In spite of our limp, in spite of God’s mystery, we step into the dawn of new days. Life after divorce isn’t the disaster we feared. Unemployed, we still hear music and we still love. As our old familiar sins keep re-emerging, at least we are aware of them and less likely to be controlled by them.
We learn that our limp is a doorway to grace, rather than the enemy we thought it was. O felix culpa, O happy fault! We come to see that our walk in the lonesome valley is safe, because while we may have to do it ourselves, we are never alone. We discover that the blindfolded boxing match is a kind of game, like the piñata, for nothing ultimate is at stake – we are always in the arms of God. And we understand that it is good for God to remain shrouded in fog; for without mystery, how could we ever fall down in humility, silenced by awe and wonder?

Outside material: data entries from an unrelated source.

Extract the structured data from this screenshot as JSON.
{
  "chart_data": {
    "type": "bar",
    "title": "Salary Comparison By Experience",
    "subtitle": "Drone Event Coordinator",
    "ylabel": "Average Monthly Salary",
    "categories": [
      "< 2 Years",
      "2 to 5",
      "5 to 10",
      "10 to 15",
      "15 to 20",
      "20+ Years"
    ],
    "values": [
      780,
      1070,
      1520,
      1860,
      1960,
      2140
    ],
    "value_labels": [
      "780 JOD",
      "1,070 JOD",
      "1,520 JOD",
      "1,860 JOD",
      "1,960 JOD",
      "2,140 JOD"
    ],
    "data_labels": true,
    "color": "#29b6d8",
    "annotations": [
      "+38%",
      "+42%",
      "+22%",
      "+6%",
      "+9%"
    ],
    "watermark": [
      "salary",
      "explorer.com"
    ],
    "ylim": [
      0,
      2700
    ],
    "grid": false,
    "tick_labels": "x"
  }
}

Prayer and faith may not “work” the way we want it to, but grace abounds in surprising ways. However, it only abounds if we knock, seek, and ask. There is a relationship – it may not be linear, but it is a relationship nonetheless - between our faith and God’s grace. We do what we do, and God does what God does, and good things seem to happen.
In the life of faith, then, there is no magic formula. There is only the solitary wrestling in the night, the strangeness, the pestering for a blessing, the wound, the eternal mystery of God, and the dawn of new days.